In the second case, it is better to limit ourselves to simplifying the roots themselves. And in the answer leave their sum.

## Now to the rules

- Find and group similar roots. That is, those who not only have the same numbers under the radical, but they themselves with the same indicator.
- Add the addition of roots, united in one group by the first action. It is easy to implement, because you only need to add up the values that stand before the radicals.
- Extract the roots in those terms in which the radicand forms a whole square. In other words, do not leave anything under the sign of the radical.
- To simplify radical expressions. For this you need to decompose them into Prime factors and see if they'll give square any number. It is clear that this is true if we are talking about square root. When the exponent three or four, then the Prime factors should give the cube or fourth power of the number.
- Extract from the sign of the radical multiplier, which gives the whole degree.
- See if there are any similar terms again. If yes, then perform the second action again.

In a situation where the task does not require an exact root value, it can be calculated on a calculator. Endless decimal fraction, which will be highlighted in its window, round off. Most often this is done up to the hundredth. And then perform all operations for decimal fractions.

Recommendation: after decomposition into prime factors, you need to make a check. That is, multiply them one by one and check whether the original value is obtained.

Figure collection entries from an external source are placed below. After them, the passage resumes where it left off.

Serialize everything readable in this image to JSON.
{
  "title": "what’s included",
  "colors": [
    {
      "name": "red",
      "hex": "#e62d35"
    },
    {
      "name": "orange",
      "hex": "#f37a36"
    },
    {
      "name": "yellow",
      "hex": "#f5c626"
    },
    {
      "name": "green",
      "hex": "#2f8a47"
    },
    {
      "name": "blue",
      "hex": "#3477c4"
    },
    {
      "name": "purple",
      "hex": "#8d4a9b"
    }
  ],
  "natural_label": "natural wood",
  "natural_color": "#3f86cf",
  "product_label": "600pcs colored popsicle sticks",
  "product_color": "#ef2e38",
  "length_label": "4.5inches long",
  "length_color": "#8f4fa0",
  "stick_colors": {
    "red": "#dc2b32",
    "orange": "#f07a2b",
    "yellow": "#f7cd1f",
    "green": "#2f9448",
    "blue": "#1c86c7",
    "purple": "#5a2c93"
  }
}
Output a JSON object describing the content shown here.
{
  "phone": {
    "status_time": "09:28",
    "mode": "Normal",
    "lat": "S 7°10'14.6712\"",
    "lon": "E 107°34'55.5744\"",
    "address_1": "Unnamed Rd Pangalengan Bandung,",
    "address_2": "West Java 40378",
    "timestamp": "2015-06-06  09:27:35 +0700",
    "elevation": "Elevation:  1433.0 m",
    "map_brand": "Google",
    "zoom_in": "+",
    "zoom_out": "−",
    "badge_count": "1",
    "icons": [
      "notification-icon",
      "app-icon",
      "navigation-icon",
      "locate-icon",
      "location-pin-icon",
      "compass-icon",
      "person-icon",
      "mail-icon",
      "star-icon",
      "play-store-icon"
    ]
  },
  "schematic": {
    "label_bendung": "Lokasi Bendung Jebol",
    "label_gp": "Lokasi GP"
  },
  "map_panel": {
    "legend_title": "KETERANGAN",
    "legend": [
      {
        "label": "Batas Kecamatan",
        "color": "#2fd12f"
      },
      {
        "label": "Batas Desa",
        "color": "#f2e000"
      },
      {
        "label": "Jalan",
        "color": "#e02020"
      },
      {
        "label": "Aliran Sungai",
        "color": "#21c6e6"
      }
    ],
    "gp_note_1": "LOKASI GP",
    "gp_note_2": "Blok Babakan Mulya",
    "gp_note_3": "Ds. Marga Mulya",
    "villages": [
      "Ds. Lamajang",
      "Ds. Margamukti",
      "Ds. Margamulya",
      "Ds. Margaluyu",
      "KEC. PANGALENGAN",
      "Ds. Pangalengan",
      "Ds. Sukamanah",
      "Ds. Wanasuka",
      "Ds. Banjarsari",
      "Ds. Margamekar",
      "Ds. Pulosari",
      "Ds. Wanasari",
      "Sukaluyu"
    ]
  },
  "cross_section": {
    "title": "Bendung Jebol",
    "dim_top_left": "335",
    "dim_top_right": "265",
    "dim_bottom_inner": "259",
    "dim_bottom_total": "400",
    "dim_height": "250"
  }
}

This is all information about how the addition of roots is performed. The examples below will illustrate the above.

## The first task

Calculate the value of the expressions:

a) √2 + 3√32 + ½ √128 - 6√18;

a) If you follow the above algorithm, you can see that there is nothing for the first two steps in this example. But it is possible to simplify some subordinate expressions.

For example, 32 is decomposed into two factors of 2 and 16; 18 will be equal to the product of 9 and 2; 128 is 2 by 64. Given this, the expression will be written like this:

√2 + 3√ (2 * 16) + ½ √ (2 * 64) - 6 √ (2 * 9).

Now we need to remove from the sign of the radical those factors that give the square of the number. This is 16 = 4 2. 9 = 3 2. 64 = 8 2. The expression takes the form:

√2 + 3 * 4√2 + ½ * 8 √2 - 6 * 3√2.

You need to simplify the recording a bit. To do this, multiply the coefficients in front of the signs of the root:

√2 + 12√2 + 4 √2 - 12√2.

In this expression, all the terms turned out to be similar. So they just need to be folded. The answer is: 5√2.

b) Like the previous example, the addition of roots begins with their simplification. The subordinate expressions 75, 147, 48 and 300 will be represented by such pairs: 5 and 25, 3 and 49, 3 and 16, 3 and 100. In each of them there is a number that can be taken out from under the root sign:

After simplification, the answer is: 5√5 - 5√3. It can be left in this form, but it is better to take the common multiplier 5 for the bracket: 5 (√5 - √3).

## Example with fractional expressions

To multiply it is necessary to expand such numbers: 45 = 5 * 9, 20 = 4 * 5, 18 = 2 * 9, 245 = 5 * 49. Analogously, we need to take the multipliers from under the root sign and simplify the expression:

3/2 √5 - 2√5 - 5/3 √ (½) - 7/6 √5 + 7 √ (½) = (3/2 - 2 - 7/6) √5 - (5/3 - 7 ) √ (½) = - 5/3 √5 + 16/3 √ (½).

This expression requires that we get rid of the irrationality in the denominator. To do this, multiply the second term by √2 / √2:

- 5/3 √5 + 16/3 √ (½) * √2 / √2 = - 5/3 √5 + 8/3 √2.

For completeness of action, it is necessary to isolate the whole part of the factors in front of the roots. At the first it is equal to 1, for the second - 2.